- Coordinates (Wysokie): 50°54′28″N 22°39′54″E﻿ / ﻿50.90778°N 22.66500°E
- Country: Poland
- Voivodeship: Lublin
- County: Lublin County
- Seat: Wysokie

Area
- • Total: 114.18 km^{2} (44.09 sq mi)

Population (2019)
- • Total: 4,407
- • Density: 39/km^{2} (100/sq mi)
- Website: http://www.wysokie.lubelskie.pl

= Gmina Wysokie =

Gmina Wysokie is a rural gmina (administrative district) in Lublin County, Lublin Voivodeship, in eastern Poland. Its seat is the village of Wysokie, which lies approximately 39 km south of the regional capital Lublin.

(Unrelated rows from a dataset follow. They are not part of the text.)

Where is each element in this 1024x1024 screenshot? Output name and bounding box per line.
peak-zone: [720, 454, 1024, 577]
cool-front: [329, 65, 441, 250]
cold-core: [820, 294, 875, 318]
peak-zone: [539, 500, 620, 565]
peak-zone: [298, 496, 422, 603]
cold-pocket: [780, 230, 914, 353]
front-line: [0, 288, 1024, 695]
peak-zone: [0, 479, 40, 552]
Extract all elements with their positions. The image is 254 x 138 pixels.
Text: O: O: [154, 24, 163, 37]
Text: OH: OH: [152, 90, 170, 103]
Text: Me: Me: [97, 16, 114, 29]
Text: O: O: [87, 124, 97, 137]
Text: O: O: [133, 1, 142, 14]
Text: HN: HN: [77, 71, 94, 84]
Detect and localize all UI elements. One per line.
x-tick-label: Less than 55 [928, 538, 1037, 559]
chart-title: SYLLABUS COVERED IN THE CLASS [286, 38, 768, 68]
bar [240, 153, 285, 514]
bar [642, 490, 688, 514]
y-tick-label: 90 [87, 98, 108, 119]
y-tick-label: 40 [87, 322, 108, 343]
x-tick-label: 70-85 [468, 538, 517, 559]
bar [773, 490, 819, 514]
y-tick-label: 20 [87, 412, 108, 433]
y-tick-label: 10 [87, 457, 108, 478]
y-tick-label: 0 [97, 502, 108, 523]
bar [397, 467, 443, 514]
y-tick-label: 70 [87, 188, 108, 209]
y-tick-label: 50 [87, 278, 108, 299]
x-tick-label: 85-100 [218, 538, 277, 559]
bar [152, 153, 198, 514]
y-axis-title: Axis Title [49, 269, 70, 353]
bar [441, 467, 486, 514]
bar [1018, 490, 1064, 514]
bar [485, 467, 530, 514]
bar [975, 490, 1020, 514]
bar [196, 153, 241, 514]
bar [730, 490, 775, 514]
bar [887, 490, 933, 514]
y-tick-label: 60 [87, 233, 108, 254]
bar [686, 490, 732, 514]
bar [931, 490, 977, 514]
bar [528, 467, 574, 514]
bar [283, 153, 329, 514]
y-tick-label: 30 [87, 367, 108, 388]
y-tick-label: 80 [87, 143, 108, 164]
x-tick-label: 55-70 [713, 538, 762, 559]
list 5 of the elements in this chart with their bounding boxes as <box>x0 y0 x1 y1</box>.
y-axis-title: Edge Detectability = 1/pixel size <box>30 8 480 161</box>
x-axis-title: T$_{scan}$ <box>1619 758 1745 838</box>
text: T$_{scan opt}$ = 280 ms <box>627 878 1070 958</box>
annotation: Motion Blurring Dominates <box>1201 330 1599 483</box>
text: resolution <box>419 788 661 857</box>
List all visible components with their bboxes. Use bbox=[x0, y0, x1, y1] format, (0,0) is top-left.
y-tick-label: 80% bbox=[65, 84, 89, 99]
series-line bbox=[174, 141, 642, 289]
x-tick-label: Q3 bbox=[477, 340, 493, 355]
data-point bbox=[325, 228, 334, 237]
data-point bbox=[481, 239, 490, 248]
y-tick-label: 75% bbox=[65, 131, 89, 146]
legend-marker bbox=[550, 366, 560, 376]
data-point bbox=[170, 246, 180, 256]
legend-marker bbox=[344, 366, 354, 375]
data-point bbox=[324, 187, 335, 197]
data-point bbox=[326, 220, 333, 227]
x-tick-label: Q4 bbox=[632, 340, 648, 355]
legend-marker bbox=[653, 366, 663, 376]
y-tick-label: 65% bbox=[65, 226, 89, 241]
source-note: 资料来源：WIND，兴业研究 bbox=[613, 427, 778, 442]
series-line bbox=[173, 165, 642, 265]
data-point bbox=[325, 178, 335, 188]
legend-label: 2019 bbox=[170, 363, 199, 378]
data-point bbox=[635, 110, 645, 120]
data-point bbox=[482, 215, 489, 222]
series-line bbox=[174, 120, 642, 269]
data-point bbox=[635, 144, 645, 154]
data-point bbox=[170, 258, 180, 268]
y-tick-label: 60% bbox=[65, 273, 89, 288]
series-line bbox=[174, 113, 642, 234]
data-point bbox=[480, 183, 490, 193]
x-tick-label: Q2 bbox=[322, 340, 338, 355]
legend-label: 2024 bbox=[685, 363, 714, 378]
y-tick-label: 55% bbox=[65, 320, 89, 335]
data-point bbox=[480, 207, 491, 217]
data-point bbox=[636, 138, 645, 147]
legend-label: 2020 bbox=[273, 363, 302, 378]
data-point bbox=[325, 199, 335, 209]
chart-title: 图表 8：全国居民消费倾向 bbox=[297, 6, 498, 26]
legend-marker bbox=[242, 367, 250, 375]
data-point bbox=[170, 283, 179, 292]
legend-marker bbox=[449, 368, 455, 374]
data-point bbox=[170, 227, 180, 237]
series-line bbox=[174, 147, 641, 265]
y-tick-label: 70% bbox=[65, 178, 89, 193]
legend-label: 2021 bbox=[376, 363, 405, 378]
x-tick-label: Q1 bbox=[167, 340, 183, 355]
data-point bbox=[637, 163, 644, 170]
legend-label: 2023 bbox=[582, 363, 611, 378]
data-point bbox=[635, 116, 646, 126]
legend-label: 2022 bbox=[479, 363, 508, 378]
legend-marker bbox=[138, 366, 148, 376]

The gmina covers an area of 114.18 km2, and as of 2019 its total population is 4,407 (4,702 in 2013).

==Villages==
Gmina Wysokie contains the villages and settlements of Antoniówka, Biskupie, Biskupie-Kolonia, Cegielnia, Dragany, Giełczew, Giełczew-Doły, Guzówka, Jabłonowo, Kajetanów, Łosień, Nowy Dwór, Nowy Maciejów, Radomirka, Rezerwa, Słupeczno, Spławy, Stary Maciejów, Stolnikowizna, Wysokie and Zabłocie.

==Neighbouring gminas==
Gmina Wysokie is bordered by the gminas of Bychawa, Krzczonów, Turobin, Zakrzew and Żółkiewka.